HMGB1 does not synergize with LPS to increase inflammatory cytokines in HCEC. hTCEpi (A, B) and macrophage-differentiated U937 (Mϕ-U937) cells (C, D) were stimulated with HMGB1 (10 μg/mL) or LPS (1 μg/mL) or both for 8 hours. mRNA expression (left graphs) and secreted cytokines (right graphs) were measured by qPCR and ELISA, respectively. Graphs represent mean ± SEM of n = 2 (Mϕ-U937) and n = 4 (hTCEpi) independent experiments. ANOVA was used to test for statistical significance with Bonferroni's test for multiple comparisons. ***P ≤ 0.0001; **P ≤ 0.001; *P ≤ 0.01.

Figure 6

IFNγ does not improve HCEC responsiveness to LPS or HMGB1. Primary HCEC were stimulated with IFNγ (200 U/mL) prior to treatment with HMGB1, LPS, or both for 8 hours.
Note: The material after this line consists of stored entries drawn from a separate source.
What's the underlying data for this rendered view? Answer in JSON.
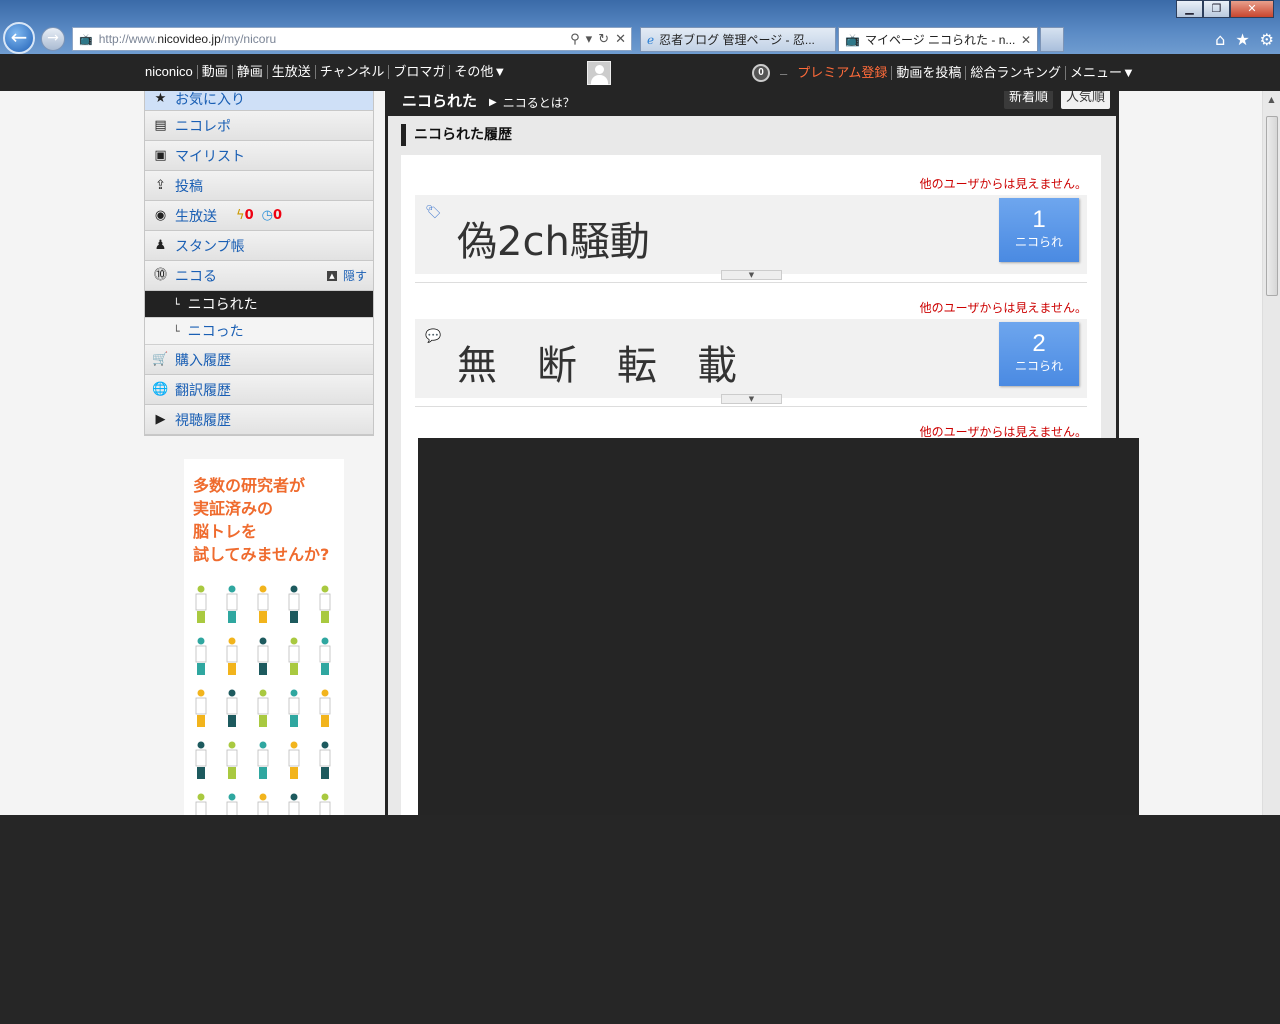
{
  "browser": {
    "url_prefix": "http://www.",
    "url_domain": "nicovideo.jp",
    "url_path": "/my/nicoru",
    "tabs": [
      {
        "label": "忍者ブログ 管理ページ - 忍..."
      },
      {
        "label": "マイページ ニコられた - n..."
      }
    ],
    "back_glyph": "←",
    "forward_glyph": "→"
  },
  "header": {
    "nav": [
      "niconico",
      "動画",
      "静画",
      "生放送",
      "チャンネル",
      "ブロマガ",
      "その他▼"
    ],
    "point": "0",
    "dash": "–",
    "premium": "プレミアム登録",
    "right_links": [
      "動画を投稿",
      "総合ランキング",
      "メニュー▼"
    ]
  },
  "sidebar": {
    "favorite": "お気に入り",
    "items": [
      {
        "label": "ニコレポ",
        "icon": "document-icon"
      },
      {
        "label": "マイリスト",
        "icon": "mylist-icon"
      },
      {
        "label": "投稿",
        "icon": "upload-icon"
      },
      {
        "label": "生放送",
        "icon": "live-icon",
        "live_count": "0",
        "reserve_count": "0"
      },
      {
        "label": "スタンプ帳",
        "icon": "stamp-icon"
      },
      {
        "label": "ニコる",
        "icon": "nicoru-icon",
        "hide": "隠す"
      }
    ],
    "sub_items": [
      {
        "label": "ニコられた"
      },
      {
        "label": "ニコった"
      }
    ],
    "bottom_items": [
      {
        "label": "購入履歴",
        "icon": "cart-icon"
      },
      {
        "label": "翻訳履歴",
        "icon": "globe-icon"
      },
      {
        "label": "視聴履歴",
        "icon": "play-icon"
      }
    ]
  },
  "ad": {
    "text": "多数の研究者が\n実証済みの\n脳トレを\n試してみませんか?"
  },
  "main": {
    "title": "ニコられた",
    "help": "ニコるとは？",
    "sort_new": "新着順",
    "sort_popular": "人気順",
    "section_title": "ニコられた履歴",
    "entries": [
      {
        "note": "他のユーザからは見えません。",
        "title": "偽2ch騒動",
        "count": "1",
        "count_label": "ニコられ",
        "icon": "tag-icon"
      },
      {
        "note": "他のユーザからは見えません。",
        "title": "無　断　転　載",
        "count": "2",
        "count_label": "ニコられ",
        "icon": "comment-icon"
      },
      {
        "note": "他のユーザからは見えません。"
      }
    ]
  },
  "colors": {
    "accent": "#1a5fb4",
    "premium": "#ff6b3a",
    "note": "#cc0000",
    "count_bg": "#5a96e8",
    "ad_text": "#ef6b2e"
  }
}
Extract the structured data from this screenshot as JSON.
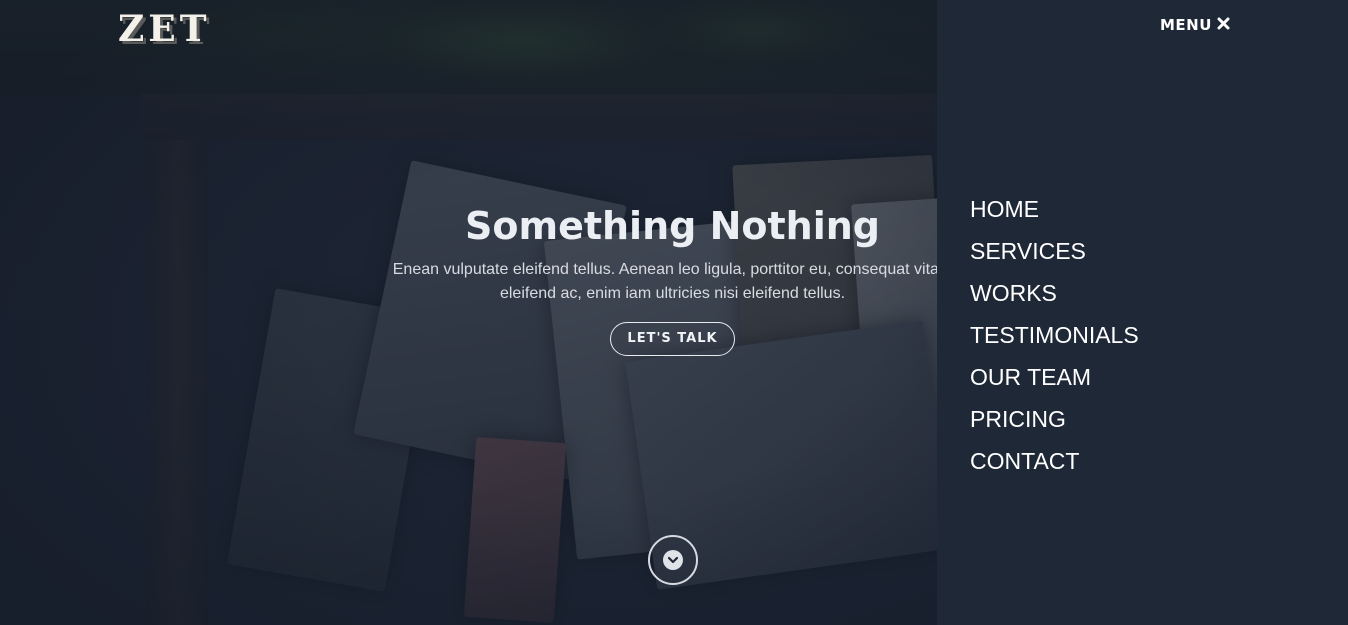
{
  "brand": {
    "logo": "ZET"
  },
  "hero": {
    "title": "Something Nothing",
    "text_line1": "Enean vulputate eleifend tellus. Aenean leo ligula, porttitor eu, consequat vitae,",
    "text_line2": "eleifend ac, enim iam ultricies nisi eleifend tellus.",
    "cta_label": "LET'S TALK",
    "scroll_icon": "chevron-down-icon"
  },
  "menu": {
    "toggle_label": "MENU",
    "toggle_icon": "close-icon",
    "items": [
      {
        "label": "HOME"
      },
      {
        "label": "SERVICES"
      },
      {
        "label": "WORKS"
      },
      {
        "label": "TESTIMONIALS"
      },
      {
        "label": "OUR TEAM"
      },
      {
        "label": "PRICING"
      },
      {
        "label": "CONTACT"
      }
    ]
  },
  "colors": {
    "panel_bg": "#1f2837",
    "overlay": "#1c2434",
    "text": "#ffffff"
  }
}
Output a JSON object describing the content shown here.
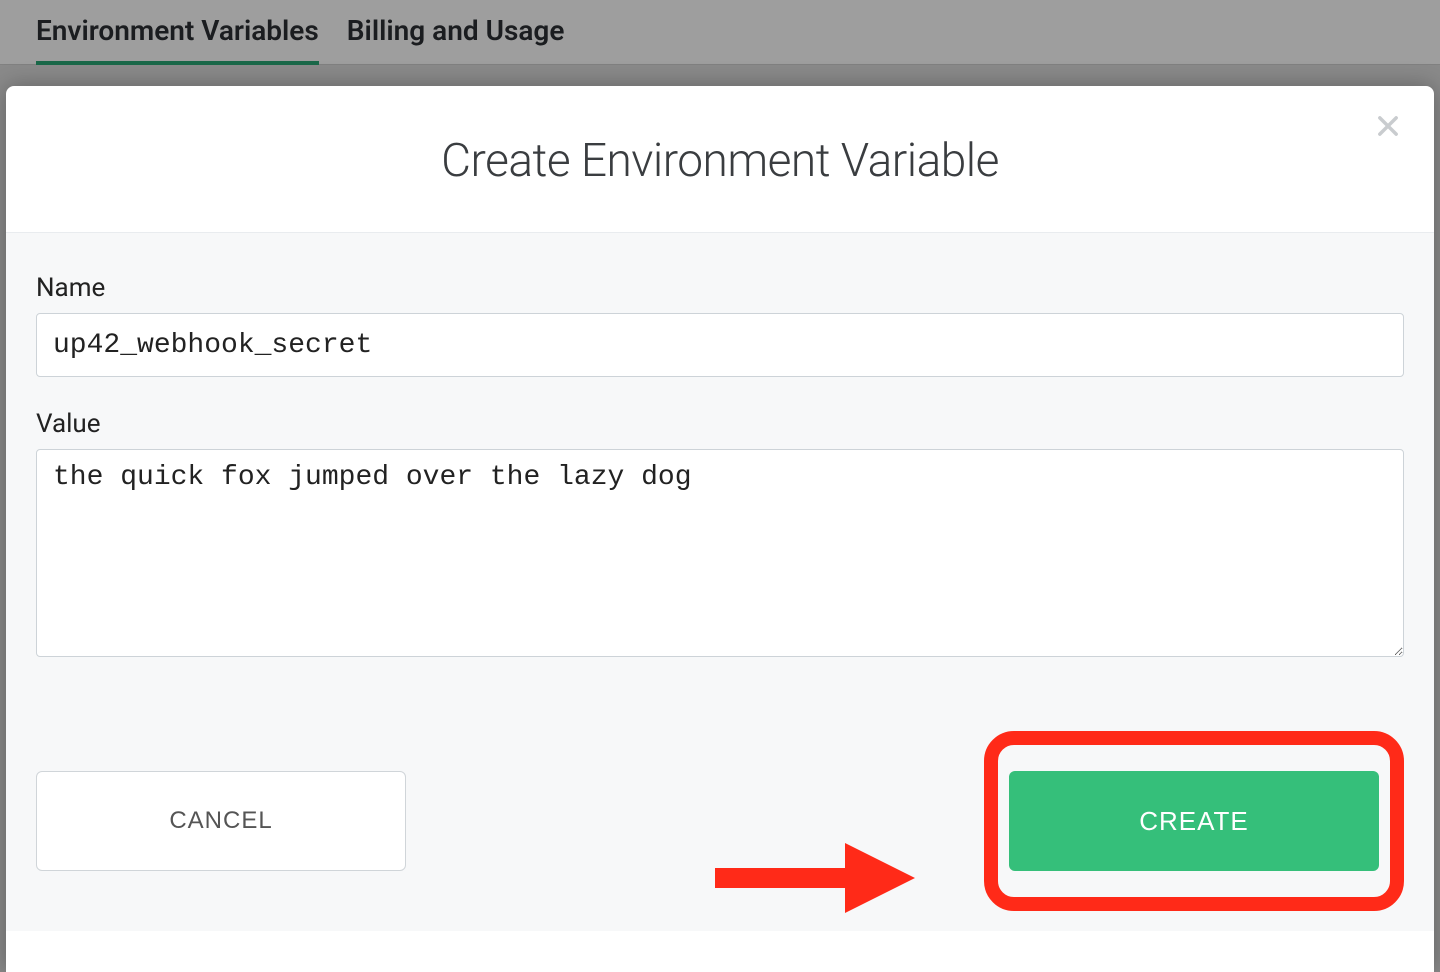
{
  "tabs": {
    "env_vars": "Environment Variables",
    "billing": "Billing and Usage"
  },
  "modal": {
    "title": "Create Environment Variable",
    "name_label": "Name",
    "name_value": "up42_webhook_secret",
    "value_label": "Value",
    "value_value": "the quick fox jumped over the lazy dog",
    "cancel_label": "CANCEL",
    "create_label": "CREATE"
  },
  "colors": {
    "accent_green": "#35bf7a",
    "tab_underline": "#2aa876",
    "annotation_red": "#ff2a18"
  }
}
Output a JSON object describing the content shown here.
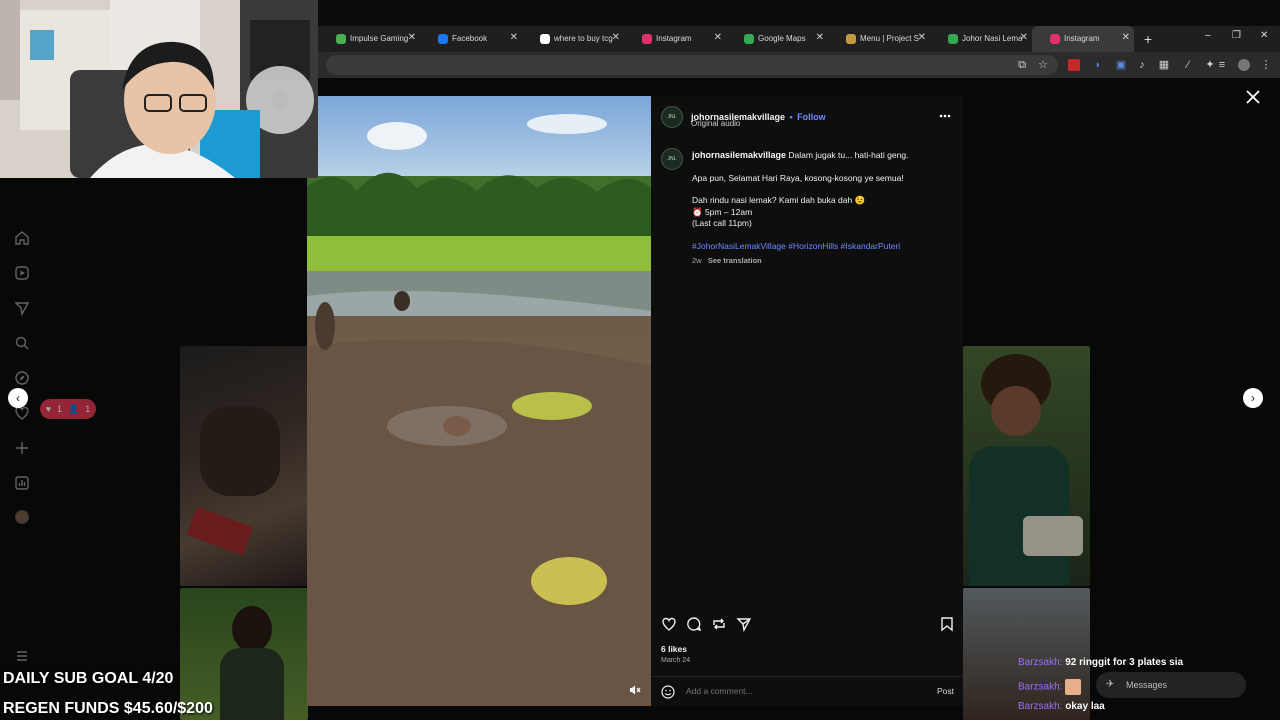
{
  "browser": {
    "tabs": [
      {
        "label": "Impulse Gaming",
        "favicon_color": "#4caf50",
        "active": false
      },
      {
        "label": "Facebook",
        "favicon_color": "#1877f2",
        "active": false
      },
      {
        "label": "where to buy tcg",
        "favicon_color": "#ffffff",
        "active": false
      },
      {
        "label": "Instagram",
        "favicon_color": "#e1306c",
        "active": false
      },
      {
        "label": "Google Maps",
        "favicon_color": "#34a853",
        "active": false
      },
      {
        "label": "Menu | Project S",
        "favicon_color": "#c49a3c",
        "active": false
      },
      {
        "label": "Johor Nasi Lemak",
        "favicon_color": "#34a853",
        "active": false
      },
      {
        "label": "Instagram",
        "favicon_color": "#e1306c",
        "active": true
      }
    ],
    "new_tab": "+",
    "window_controls": [
      "–",
      "❐",
      "✕"
    ]
  },
  "sidebar": {
    "icons": [
      "home-icon",
      "reels-icon",
      "messages-icon",
      "search-icon",
      "explore-icon",
      "notifications-icon",
      "create-icon",
      "dashboard-icon",
      "profile-icon",
      "more-icon"
    ],
    "notif_badge": {
      "likes": "1",
      "follows": "1"
    }
  },
  "post": {
    "avatar_text": "JNL",
    "username": "johornasilemakvillage",
    "follow_label": "Follow",
    "separator": "•",
    "audio_label": "Original audio",
    "more_icon": "more-options-icon",
    "caption": {
      "username": "johornasilemakvillage",
      "line1": "Dalam jugak tu... hati-hati geng.",
      "line2": "Apa pun, Selamat Hari Raya, kosong-kosong ye semua!",
      "line3": "Dah rindu nasi lemak? Kami dah buka dah 😉",
      "line4": "⏰ 5pm – 12am",
      "line5": "(Last call 11pm)",
      "hashtags": "#JohorNasiLemakVillage #HorizonHills #IskandarPuteri"
    },
    "age": "2w",
    "see_translation": "See translation",
    "likes": "6 likes",
    "date": "March 24",
    "comment_placeholder": "Add a comment...",
    "post_button": "Post"
  },
  "stream": {
    "goal_line1": "DAILY SUB GOAL 4/20",
    "goal_line2": "REGEN FUNDS $45.60/$200",
    "chat": [
      {
        "name": "Barzsakh:",
        "msg": "92 ringgit for 3 plates sia"
      },
      {
        "name": "Barzsakh:",
        "msg": ""
      },
      {
        "name": "Barzsakh:",
        "msg": "okay laa"
      }
    ],
    "messages_label": "Messages"
  }
}
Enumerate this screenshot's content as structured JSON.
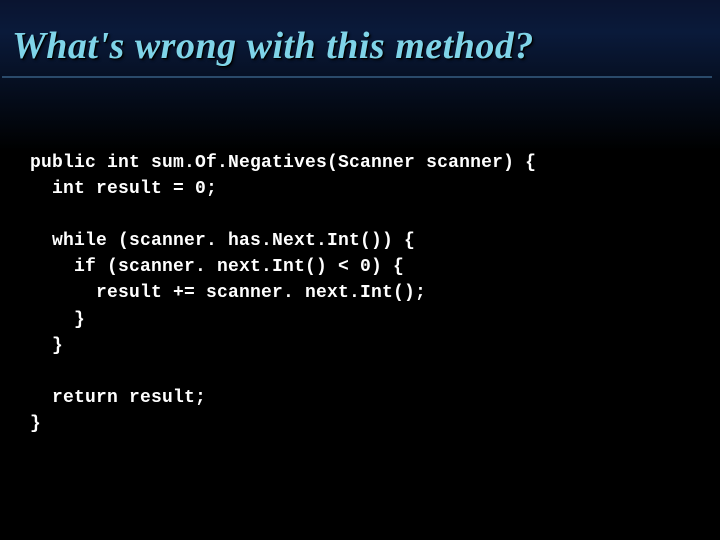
{
  "slide": {
    "title": "What's wrong with this method?",
    "code": "public int sum.Of.Negatives(Scanner scanner) {\n  int result = 0;\n\n  while (scanner. has.Next.Int()) {\n    if (scanner. next.Int() < 0) {\n      result += scanner. next.Int();\n    }\n  }\n\n  return result;\n}"
  }
}
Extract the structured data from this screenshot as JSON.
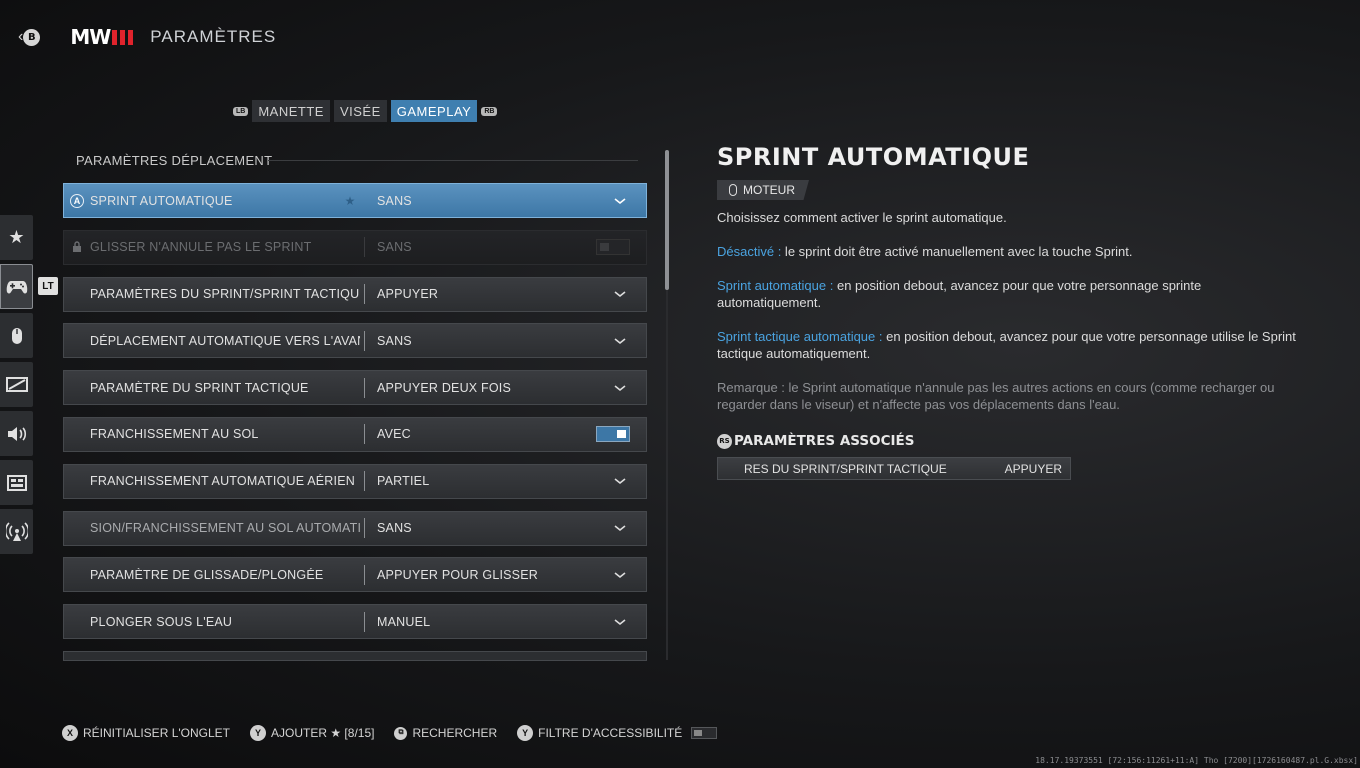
{
  "header": {
    "back_button": "B",
    "logo_text": "MW",
    "title": "PARAMÈTRES"
  },
  "tabs": {
    "left_bumper": "LB",
    "right_bumper": "RB",
    "items": [
      {
        "label": "MANETTE"
      },
      {
        "label": "VISÉE"
      },
      {
        "label": "GAMEPLAY"
      }
    ]
  },
  "section": {
    "title": "PARAMÈTRES DÉPLACEMENT"
  },
  "settings": [
    {
      "label": "SPRINT AUTOMATIQUE",
      "value": "SANS"
    },
    {
      "label": "GLISSER N'ANNULE PAS LE SPRINT",
      "value": "SANS"
    },
    {
      "label": "PARAMÈTRES DU SPRINT/SPRINT TACTIQUE",
      "value": "APPUYER"
    },
    {
      "label": "DÉPLACEMENT AUTOMATIQUE VERS L'AVANT",
      "value": "SANS"
    },
    {
      "label": "PARAMÈTRE DU SPRINT TACTIQUE",
      "value": "APPUYER DEUX FOIS"
    },
    {
      "label": "FRANCHISSEMENT AU SOL",
      "value": "AVEC"
    },
    {
      "label": "FRANCHISSEMENT AUTOMATIQUE AÉRIEN",
      "value": "PARTIEL"
    },
    {
      "label": "SION/FRANCHISSEMENT AU SOL AUTOMATIQUE",
      "value": "SANS"
    },
    {
      "label": "PARAMÈTRE DE GLISSADE/PLONGÉE",
      "value": "APPUYER POUR GLISSER"
    },
    {
      "label": "PLONGER SOUS L'EAU",
      "value": "MANUEL"
    }
  ],
  "selected_badge": "A",
  "rail_badge": "LT",
  "detail": {
    "title": "SPRINT AUTOMATIQUE",
    "tag": "MOTEUR",
    "intro": "Choisissez comment activer le sprint automatique.",
    "opt1_name": "Désactivé :",
    "opt1_text": " le sprint doit être activé manuellement avec la touche Sprint.",
    "opt2_name": "Sprint automatique :",
    "opt2_text": " en position debout, avancez pour que votre personnage sprinte automatiquement.",
    "opt3_name": "Sprint tactique automatique :",
    "opt3_text": " en position debout, avancez pour que votre personnage utilise le Sprint tactique automatiquement.",
    "note": "Remarque : le Sprint automatique n'annule pas les autres actions en cours (comme recharger ou regarder dans le viseur) et n'affecte pas vos déplacements dans l'eau.",
    "assoc_glyph": "RS",
    "assoc_title": "PARAMÈTRES ASSOCIÉS",
    "assoc_label": "RES DU SPRINT/SPRINT TACTIQUE",
    "assoc_value": "APPUYER"
  },
  "footer": {
    "reset_glyph": "X",
    "reset": "RÉINITIALISER L'ONGLET",
    "add_glyph": "Y",
    "add": "AJOUTER ★ [8/15]",
    "search_glyph": "⧉",
    "search": "RECHERCHER",
    "filter_glyph": "Y",
    "filter": "FILTRE D'ACCESSIBILITÉ"
  },
  "build": "18.17.19373551 [72:156:11261+11:A] Tho [7200][1726160487.pl.G.xbsx]"
}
Cell lysates were collected for RNA extraction and qPCR determination of relative IL-6, IL-8, and TNFα mRNA expression. Graphs represent mean ± SEM of n = 2 independent experiments.

Figure 7

HMGB1 does not induce NF-κB translocation in HCEC. hTCEpi were cultured in the presence of HMGB1 (50 ng/mL) for 2 hours and immunostained for NF-κB p65 expression. TNFα (10 ng/mL) was used as a positive control for NF-κB p65 cytoplasm-nucleus translocation. No translocation of NF-κB p65 was observed with HMGB1 treatment. Images are representative of n = 2 independent experiments; scale bar: 50 μm.